5th Chairman of Anti-Corruption Commission
- In office 14 March 2016 – 9 March 2021
- Appointed by: Mohammad Abdul Hamid
- President: Mohammad Abdul Hamid
- Preceded by: M Badiuzzaman
- Succeeded by: Moinuddin Abdullah

Ministry of Communication

Secretary
- In office 26 October 2008 – 23 February 2009
- Appointed by: Golam Kader
- Preceded by: Muhammad Mahbubur Rahman
- Succeeded by: A.S.M Ali Kabir

Personal details
- Born: 1955 (age 70–71) Faridganj, Chandpur, Bangladesh
- Spouse: Dr. Khadija Begum
- Children: 2
- Alma mater: University of Dhaka; University of New South Wales; Jahangirnagar University;

= Iqbal Mahmood =

Bangladeshi civil servant

Iqbal Mahmood is a retired Bangladeshi civil servant. He served as Chairman of the Anti-Corruption Commission, Bangladesh.
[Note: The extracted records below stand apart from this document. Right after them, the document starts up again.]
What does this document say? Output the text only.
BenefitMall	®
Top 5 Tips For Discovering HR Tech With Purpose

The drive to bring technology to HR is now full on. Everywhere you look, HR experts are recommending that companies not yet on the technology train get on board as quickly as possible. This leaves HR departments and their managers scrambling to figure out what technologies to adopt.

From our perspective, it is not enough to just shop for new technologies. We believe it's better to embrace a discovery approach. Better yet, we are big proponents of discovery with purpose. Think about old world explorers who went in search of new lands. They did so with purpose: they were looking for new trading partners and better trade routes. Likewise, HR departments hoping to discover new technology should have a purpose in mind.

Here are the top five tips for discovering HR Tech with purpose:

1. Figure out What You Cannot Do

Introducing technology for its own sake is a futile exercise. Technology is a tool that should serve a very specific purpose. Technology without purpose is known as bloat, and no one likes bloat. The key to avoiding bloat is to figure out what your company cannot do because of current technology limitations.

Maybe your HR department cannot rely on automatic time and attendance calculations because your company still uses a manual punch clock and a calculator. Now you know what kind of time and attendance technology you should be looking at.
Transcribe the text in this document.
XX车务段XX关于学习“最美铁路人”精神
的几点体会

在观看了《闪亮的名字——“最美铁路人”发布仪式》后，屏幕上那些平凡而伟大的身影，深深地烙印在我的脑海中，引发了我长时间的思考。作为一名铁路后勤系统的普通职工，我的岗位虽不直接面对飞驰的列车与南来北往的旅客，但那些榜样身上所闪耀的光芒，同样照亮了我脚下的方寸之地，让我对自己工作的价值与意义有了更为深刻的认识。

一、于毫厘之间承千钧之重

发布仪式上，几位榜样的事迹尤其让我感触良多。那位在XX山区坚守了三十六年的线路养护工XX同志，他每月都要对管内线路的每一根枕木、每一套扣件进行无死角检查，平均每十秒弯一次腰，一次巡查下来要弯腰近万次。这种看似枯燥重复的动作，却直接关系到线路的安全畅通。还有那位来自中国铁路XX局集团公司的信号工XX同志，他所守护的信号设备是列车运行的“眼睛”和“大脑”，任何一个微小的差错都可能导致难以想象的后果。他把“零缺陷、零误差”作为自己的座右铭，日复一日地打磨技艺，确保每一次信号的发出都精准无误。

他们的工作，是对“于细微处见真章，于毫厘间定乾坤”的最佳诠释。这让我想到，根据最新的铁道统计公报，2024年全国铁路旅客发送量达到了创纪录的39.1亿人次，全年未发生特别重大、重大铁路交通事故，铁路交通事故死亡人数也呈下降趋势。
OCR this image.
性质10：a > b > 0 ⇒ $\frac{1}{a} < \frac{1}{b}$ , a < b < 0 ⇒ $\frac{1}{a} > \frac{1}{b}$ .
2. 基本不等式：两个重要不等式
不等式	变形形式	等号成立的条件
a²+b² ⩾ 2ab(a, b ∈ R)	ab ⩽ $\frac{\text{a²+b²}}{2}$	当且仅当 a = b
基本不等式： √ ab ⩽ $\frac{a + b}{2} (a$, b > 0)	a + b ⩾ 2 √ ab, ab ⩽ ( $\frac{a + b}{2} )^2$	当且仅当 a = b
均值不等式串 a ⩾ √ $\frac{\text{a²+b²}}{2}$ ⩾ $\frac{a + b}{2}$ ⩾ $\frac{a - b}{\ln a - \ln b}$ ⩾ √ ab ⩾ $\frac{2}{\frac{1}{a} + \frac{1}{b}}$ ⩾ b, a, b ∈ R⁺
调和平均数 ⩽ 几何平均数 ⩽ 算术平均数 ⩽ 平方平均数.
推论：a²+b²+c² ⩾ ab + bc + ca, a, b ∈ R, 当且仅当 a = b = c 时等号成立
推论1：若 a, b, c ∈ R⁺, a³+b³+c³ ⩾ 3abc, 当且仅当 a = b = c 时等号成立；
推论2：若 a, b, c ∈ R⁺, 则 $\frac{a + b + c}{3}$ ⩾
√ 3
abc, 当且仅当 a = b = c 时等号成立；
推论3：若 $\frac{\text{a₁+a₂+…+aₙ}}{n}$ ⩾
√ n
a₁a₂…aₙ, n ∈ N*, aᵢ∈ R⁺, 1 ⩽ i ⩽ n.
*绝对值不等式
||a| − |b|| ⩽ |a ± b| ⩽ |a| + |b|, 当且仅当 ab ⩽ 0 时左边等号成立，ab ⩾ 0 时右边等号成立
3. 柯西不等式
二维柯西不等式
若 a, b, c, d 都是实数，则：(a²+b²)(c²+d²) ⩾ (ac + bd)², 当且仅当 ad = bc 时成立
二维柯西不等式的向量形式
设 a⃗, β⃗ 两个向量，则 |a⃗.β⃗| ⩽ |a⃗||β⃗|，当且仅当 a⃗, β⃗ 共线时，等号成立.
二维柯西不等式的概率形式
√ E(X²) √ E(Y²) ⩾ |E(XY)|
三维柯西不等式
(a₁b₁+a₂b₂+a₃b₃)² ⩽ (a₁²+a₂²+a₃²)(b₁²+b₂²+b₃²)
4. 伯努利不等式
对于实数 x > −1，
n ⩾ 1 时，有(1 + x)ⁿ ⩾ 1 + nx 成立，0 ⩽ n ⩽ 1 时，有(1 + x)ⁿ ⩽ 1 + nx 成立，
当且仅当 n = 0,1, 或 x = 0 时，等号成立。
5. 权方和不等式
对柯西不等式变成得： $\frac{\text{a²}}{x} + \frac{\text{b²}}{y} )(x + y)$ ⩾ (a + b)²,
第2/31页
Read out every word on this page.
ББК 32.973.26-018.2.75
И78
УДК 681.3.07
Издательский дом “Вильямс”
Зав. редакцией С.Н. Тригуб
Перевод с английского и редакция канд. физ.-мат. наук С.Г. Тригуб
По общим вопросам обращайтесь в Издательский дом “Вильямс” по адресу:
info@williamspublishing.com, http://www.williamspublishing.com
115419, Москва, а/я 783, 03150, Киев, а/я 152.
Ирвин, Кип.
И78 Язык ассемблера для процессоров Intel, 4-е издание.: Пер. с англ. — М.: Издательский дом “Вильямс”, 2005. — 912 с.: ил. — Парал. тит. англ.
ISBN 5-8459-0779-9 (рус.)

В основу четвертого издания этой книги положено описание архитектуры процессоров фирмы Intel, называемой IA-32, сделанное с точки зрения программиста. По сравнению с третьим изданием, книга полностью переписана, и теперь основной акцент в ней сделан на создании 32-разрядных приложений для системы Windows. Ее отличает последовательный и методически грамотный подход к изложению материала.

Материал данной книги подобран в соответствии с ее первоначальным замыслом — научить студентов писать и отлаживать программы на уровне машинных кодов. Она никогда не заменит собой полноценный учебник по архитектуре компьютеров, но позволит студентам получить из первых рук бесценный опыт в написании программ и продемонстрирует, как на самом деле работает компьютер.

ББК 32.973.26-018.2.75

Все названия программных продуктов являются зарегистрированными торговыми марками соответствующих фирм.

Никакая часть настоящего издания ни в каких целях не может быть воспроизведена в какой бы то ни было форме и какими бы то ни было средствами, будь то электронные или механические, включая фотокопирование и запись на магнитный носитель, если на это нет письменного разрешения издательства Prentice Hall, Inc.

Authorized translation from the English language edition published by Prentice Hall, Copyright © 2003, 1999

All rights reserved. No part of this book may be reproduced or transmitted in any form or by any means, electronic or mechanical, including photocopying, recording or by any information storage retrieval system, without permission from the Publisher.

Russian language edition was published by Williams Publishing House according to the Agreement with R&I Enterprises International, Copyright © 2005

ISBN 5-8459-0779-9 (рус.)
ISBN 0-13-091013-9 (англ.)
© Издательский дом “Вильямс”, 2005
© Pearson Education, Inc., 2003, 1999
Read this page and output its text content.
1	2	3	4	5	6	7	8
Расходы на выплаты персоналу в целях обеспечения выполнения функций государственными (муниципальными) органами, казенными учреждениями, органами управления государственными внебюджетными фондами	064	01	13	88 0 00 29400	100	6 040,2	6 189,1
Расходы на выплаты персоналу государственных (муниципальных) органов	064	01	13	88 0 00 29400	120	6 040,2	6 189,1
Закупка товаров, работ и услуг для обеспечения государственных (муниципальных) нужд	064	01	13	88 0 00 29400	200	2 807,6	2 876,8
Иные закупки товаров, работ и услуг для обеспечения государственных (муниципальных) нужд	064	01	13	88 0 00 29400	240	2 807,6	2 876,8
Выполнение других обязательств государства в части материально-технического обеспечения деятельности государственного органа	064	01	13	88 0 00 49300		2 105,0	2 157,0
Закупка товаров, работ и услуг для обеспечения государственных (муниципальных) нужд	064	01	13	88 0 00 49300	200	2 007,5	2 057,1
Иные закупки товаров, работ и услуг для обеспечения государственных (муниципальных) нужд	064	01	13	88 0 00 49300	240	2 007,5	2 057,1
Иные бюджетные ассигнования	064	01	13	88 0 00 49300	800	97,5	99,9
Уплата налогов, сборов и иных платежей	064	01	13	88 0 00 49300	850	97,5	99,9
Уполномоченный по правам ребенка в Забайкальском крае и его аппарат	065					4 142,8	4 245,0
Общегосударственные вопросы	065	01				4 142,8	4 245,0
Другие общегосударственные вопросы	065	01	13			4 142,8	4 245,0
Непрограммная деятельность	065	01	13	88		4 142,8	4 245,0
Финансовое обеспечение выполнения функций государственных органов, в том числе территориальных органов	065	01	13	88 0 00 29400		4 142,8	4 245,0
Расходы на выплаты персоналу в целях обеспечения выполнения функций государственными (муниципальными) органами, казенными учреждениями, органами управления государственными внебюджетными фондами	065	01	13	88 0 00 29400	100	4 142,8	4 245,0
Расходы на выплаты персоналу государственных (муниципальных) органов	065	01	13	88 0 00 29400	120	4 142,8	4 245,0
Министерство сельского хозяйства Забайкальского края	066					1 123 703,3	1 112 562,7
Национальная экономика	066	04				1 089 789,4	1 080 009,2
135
== Early life and education ==
Mahmood was born in Faridganj, Chandpur, Bangladesh in 1955. He had his preliminary schooling in Assasuni High School, Satkhira. He completed Intermediate studies (H.S.C) from Notre Dame College, Dhaka.
He completed his BS and MS degrees in Public Administration from University of Dhaka. He also holds another master's degree in policy studies from the University of New South Wales, Australia with a specialization in international policy analysis and development. He completed his Ph.D. in public administration too.

== Career ==
Mahmood joined the civil service as a member of the Bangladesh Civil Service Administration Cadre in January 1981, and has since held various positions in the government of Bangladesh. He served as a Senior Secretary to the People's Republic of Bangladesh before his retirement from the civil service. He has worked with the Government of Bangladesh in different capacities from January 1981 to November 2014. He held top level positions in different ministries (Finance, Public Administration, Communications & Railways, and Posts & Telecommunications) of the Government.

After the fall of the Sheikh Hasina led Awami League government, a murder case was filed against Mahmood by Bangladesh Nationalist Party politician Mohammad Zaman Hossain Khan over the death of a protestor in July 2024.